Mais les imaginations fortes desquelles il faut éviter avec soin l’impression et la contagion, sont certains esprits par le monde qui affectent la qualité d’esprits forts ; ce qu’il ne leur est pas bien difficile d’acquérir. Car il n’y a maintenant qu’à nier d’un certain air le péché originel, l’immortalité de l’âme, ou se railler de quelque sentiment reçu dans l’Église, pour acquérir la rare qualité d’esprit fort parmi le commun des hommes.

Ces petits esprits ont d’ordinaire beaucoup de feu, et un certain air libre et fier qui domine et qui dispose les imaginations faibles à se rendre à des paroles vives et spécieuses, mais qui ne signifient rien à des esprits attentifs. Ils sont tout à fait heureux en expressions, quoique très-malheureux en raisons. Mais parce que les hommes, tout raisonnables qu’ils sont, aiment beaucoup mieux se laisser toucher par le plaisir sensible de l’air et des expressions, que de se fatiguer dans l’examen des raisons ; il est visible que ces esprits doivent remporter sur les autres, et communiquer ainsi leurs erreurs et leur malignité, par la puissance qu’ils ont sur l’imagination des autres hommes.


CHAPITRE III.
I. De la force de l’imagination de certains auteurs. — II. De Tertullien.

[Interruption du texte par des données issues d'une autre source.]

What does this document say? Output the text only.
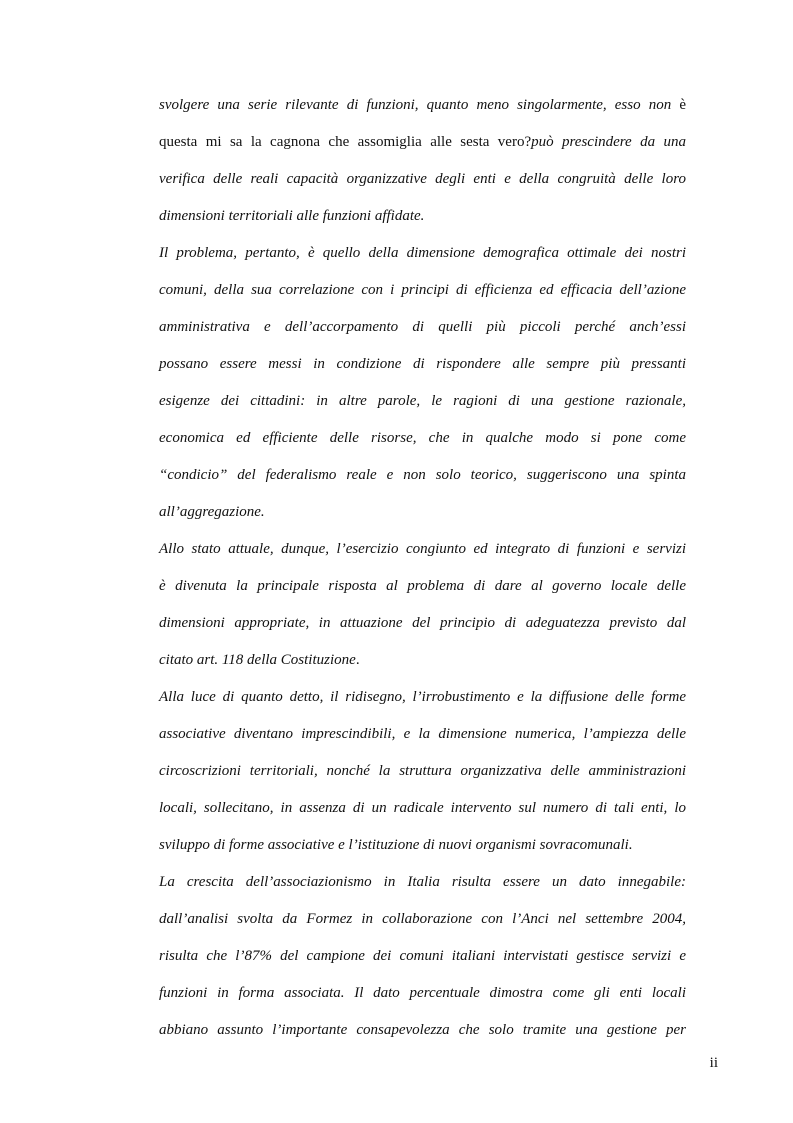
svolgere una serie rilevante di funzioni, quanto meno singolarmente, esso non è
questa mi sa la cagnona che assomiglia alle sesta vero?può prescindere da una
verifica delle reali capacità organizzative degli enti e della congruità delle loro
dimensioni territoriali alle funzioni affidate.
Il problema, pertanto, è quello della dimensione demografica ottimale dei nostri
comuni, della sua correlazione con i principi di efficienza ed efficacia dell’azione
amministrativa e dell’accorpamento di quelli più piccoli perché anch’essi
possano essere messi in condizione di rispondere alle sempre più pressanti
esigenze dei cittadini: in altre parole, le ragioni di una gestione razionale,
economica ed efficiente delle risorse, che in qualche modo si pone come
“condicio” del federalismo reale e non solo teorico, suggeriscono una spinta
all’aggregazione.
Allo stato attuale, dunque, l’esercizio congiunto ed integrato di funzioni e servizi
è divenuta la principale risposta al problema di dare al governo locale delle
dimensioni appropriate, in attuazione del principio di adeguatezza previsto dal
citato art. 118 della Costituzione.
Alla luce di quanto detto, il ridisegno, l’irrobustimento e la diffusione delle forme
associative diventano imprescindibili, e la dimensione numerica, l’ampiezza delle
circoscrizioni territoriali, nonché la struttura organizzativa delle amministrazioni
locali, sollecitano, in assenza di un radicale intervento sul numero di tali enti, lo
sviluppo di forme associative e l’istituzione di nuovi organismi sovracomunali.
La crescita dell’associazionismo in Italia risulta essere un dato innegabile:
dall’analisi svolta da Formez in collaborazione con l’Anci nel settembre 2004,
risulta che l’87% del campione dei comuni italiani intervistati gestisce servizi e
funzioni in forma associata. Il dato percentuale dimostra come gli enti locali
abbiano assunto l’importante consapevolezza che solo tramite una gestione per
ii
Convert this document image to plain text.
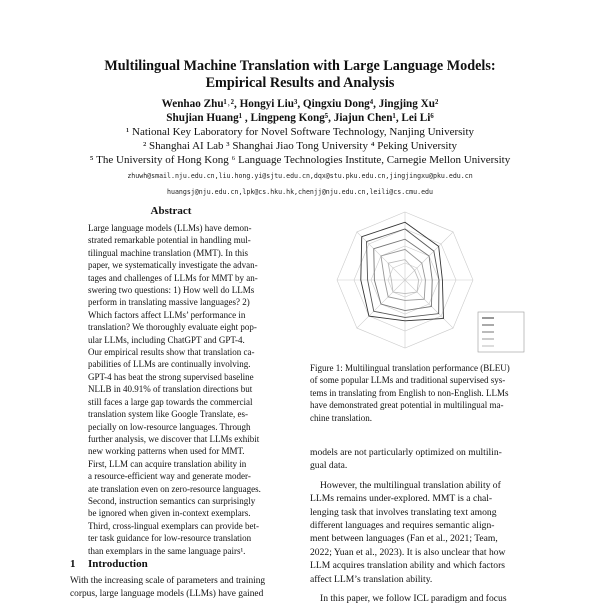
Multilingual Machine Translation with Large Language Models:
Empirical Results and Analysis
Wenhao Zhu¹˒², Hongyi Liu³, Qingxiu Dong⁴, Jingjing Xu²
Shujian Huang¹ , Lingpeng Kong⁵, Jiajun Chen¹, Lei Li⁶
¹ National Key Laboratory for Novel Software Technology, Nanjing University
² Shanghai AI Lab ³ Shanghai Jiao Tong University ⁴ Peking University
⁵ The University of Hong Kong ⁶ Language Technologies Institute, Carnegie Mellon University
zhuwh@smail.nju.edu.cn,liu.hong.yi@sjtu.edu.cn,dqx@stu.pku.edu.cn,jingjingxu@pku.edu.cn
huangsj@nju.edu.cn,lpk@cs.hku.hk,chenjj@nju.edu.cn,leili@cs.cmu.edu
Abstract
Large language models (LLMs) have demon-
strated remarkable potential in handling mul-
tilingual machine translation (MMT). In this
paper, we systematically investigate the advan-
tages and challenges of LLMs for MMT by an-
swering two questions: 1) How well do LLMs
perform in translating massive languages? 2)
Which factors affect LLMs’ performance in
translation? We thoroughly evaluate eight pop-
ular LLMs, including ChatGPT and GPT-4.
Our empirical results show that translation ca-
pabilities of LLMs are continually involving.
GPT-4 has beat the strong supervised baseline
NLLB in 40.91% of translation directions but
still faces a large gap towards the commercial
translation system like Google Translate, es-
pecially on low-resource languages. Through
further analysis, we discover that LLMs exhibit
new working patterns when used for MMT.
First, LLM can acquire translation ability in
a resource-efficient way and generate moder-
ate translation even on zero-resource languages.
Second, instruction semantics can surprisingly
be ignored when given in-context exemplars.
Third, cross-lingual exemplars can provide bet-
ter task guidance for low-resource translation
than exemplars in the same language pairs¹.
1 Introduction
With the increasing scale of parameters and training
corpus, large language models (LLMs) have gained
Figure 1: Multilingual translation performance (BLEU)
of some popular LLMs and traditional supervised sys-
tems in translating from English to non-English. LLMs
have demonstrated great potential in multilingual ma-
chine translation.
models are not particularly optimized on multilin-
gual data.
However, the multilingual translation ability of
LLMs remains under-explored. MMT is a chal-
lenging task that involves translating text among
different languages and requires semantic align-
ment between languages (Fan et al., 2021; Team,
2022; Yuan et al., 2023). It is also unclear that how
LLM acquires translation ability and which factors
affect LLM’s translation ability.
In this paper, we follow ICL paradigm and focus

I. Une des plus grandes et des plus remarquables preuves de la puissance que les imaginations ont les unes sur les autres, c’est le pouvoir qu’ont certains auteurs de persuader sans aucune raison. Par exemple, le tour des paroles de Tertullien, de Sénèque, de Montaigne et de quelques autres, a tant de charmes et tant d’éclat, qu’il éblouit l’esprit de la plupart des gens, quoique ce ne soit qu’une faible peinture et comme l’ombre de l’imagination de ces auteurs. Leurs paroles, toutes mortes qu’elles sont, ont plus de vigueur que la raison de certaines gens, Elles entrent, elles pénètrent, elles dominent dans l’âme d’une manière si impérieuse, quelles se font obéir sans se faire entendre, et qu’on se rend à leurs ordres sans les savoir. On veut croire, mais on ne sait que croire ; car lorsqu’on veut savoir ce qu’on veut croire, et qu’on s’approche pour ainsi dire de ces fantômes pour les reconnaître, ils s’en vont souvent en fumée avec tout leur appareil et tout leur éclat.